MATA INDONESIA, JAKARTA – Pengamat intelijen dan keamanan Stanislaus Riyanta menilai bahwa dua oknum polisi yang menjual amunisi senjata api ke kelompok separatis dan teroris (KST) Papua di wilayah Nabire, Papua harus mendapatkan hukuman yang berat. Ia menilai bahwa tindakan tersebut tidak bisa ditoleransi dan dibiarkan.
“Perilaku oknum aparat yang seperti ini yang sangat keterlaluan, pemerintah harus tegas dengan menghukum seberat-beratnya terhadap oknum aparat yang menjadi pengkhianat,” kata Stanislaus kepada Mata Indonesia News, Sabtu 30 Oktober 2021.
Maka, ia mengimbau supaya aparat keamanan lebih ketat lagi dalam mengawasi aliran senjata dan amunisi.
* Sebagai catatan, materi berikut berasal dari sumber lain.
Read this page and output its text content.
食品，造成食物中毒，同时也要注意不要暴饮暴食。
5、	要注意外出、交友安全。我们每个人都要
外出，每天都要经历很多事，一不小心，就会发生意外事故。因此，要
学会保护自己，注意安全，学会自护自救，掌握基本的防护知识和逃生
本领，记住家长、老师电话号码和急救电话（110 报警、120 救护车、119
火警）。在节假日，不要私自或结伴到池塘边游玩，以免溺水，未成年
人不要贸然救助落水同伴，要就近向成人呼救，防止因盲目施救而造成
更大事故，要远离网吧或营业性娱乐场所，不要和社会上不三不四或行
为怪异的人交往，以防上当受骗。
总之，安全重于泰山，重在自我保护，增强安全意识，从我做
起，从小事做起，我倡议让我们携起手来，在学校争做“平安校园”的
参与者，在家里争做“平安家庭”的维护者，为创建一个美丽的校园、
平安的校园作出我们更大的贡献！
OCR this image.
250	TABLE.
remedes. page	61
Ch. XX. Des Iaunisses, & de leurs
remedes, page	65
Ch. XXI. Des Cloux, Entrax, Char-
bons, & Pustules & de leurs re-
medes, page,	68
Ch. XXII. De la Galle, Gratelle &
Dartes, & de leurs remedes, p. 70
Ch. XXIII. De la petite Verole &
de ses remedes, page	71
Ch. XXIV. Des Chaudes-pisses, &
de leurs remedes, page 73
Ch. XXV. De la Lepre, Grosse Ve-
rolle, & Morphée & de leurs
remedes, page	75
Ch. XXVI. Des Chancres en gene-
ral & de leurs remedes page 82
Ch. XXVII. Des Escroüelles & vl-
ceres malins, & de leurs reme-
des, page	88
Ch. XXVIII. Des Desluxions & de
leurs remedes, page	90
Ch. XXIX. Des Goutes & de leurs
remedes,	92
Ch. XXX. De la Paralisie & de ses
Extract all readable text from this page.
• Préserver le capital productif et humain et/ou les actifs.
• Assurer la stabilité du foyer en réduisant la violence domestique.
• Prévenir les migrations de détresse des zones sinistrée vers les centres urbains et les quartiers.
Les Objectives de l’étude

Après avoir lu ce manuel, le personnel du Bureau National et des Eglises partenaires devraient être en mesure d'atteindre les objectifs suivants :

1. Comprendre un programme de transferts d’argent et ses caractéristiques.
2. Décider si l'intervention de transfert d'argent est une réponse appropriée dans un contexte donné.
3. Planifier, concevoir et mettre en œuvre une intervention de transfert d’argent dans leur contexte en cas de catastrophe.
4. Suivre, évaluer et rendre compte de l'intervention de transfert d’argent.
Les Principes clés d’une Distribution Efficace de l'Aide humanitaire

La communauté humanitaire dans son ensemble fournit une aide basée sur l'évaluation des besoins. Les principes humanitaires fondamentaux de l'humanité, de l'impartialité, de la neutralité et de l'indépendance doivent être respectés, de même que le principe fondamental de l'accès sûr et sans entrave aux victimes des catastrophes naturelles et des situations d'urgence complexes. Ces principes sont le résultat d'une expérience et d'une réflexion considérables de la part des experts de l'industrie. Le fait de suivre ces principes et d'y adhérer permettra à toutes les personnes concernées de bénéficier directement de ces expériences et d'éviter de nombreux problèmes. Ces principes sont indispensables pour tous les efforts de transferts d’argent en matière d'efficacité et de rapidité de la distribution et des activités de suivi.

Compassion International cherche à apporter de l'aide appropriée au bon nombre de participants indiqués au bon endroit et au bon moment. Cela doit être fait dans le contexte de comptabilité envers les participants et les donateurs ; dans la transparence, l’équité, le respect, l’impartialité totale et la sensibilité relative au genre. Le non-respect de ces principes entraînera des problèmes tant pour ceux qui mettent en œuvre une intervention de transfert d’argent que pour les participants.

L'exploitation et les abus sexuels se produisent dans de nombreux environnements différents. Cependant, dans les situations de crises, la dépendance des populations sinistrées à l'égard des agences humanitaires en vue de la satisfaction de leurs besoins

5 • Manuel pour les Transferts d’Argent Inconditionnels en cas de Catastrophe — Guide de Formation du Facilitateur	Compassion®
Termasuk prosedur ketika aparat sedang mengoperasikan senjata.
“Pengawasan internal perlu lebih ketat, termasuk penggunaan senjata dan amunisi, prosedur harus lebih diketatkan,” kata Stanislaus.
Dua anggota polisi itu masing-masing berinisial JPO yang bertugas di Polres Nabire, dan AS bertugas di Polres Kabupaten Yapen. Meski demikian Kasatgas Penegakan Hukum Operasi Nemangkawi, Kombes Faisal Ramadhani belum bisa menjelaskan secara rinci terkait kronologi penangkapan tersebut. Namun ia menegaskan bahwa pemeriksaan masih terus berjalan.
“(Status hukum) lagi dilakukan pemeriksaan. Belum digelar (perkara),” kata Kombes Faisal.
Sampai dengan saat ini pemerintah menggunakan Undang-undang nomor 5 Tahun 2018 tentang Pemberantasan Tindak Pidana Terorisme sebagai landasan hukum. Landasan ini dipegang teguh untuk memberantas sekitar 19 kelompok separatis dan teroris yang ada di Papua.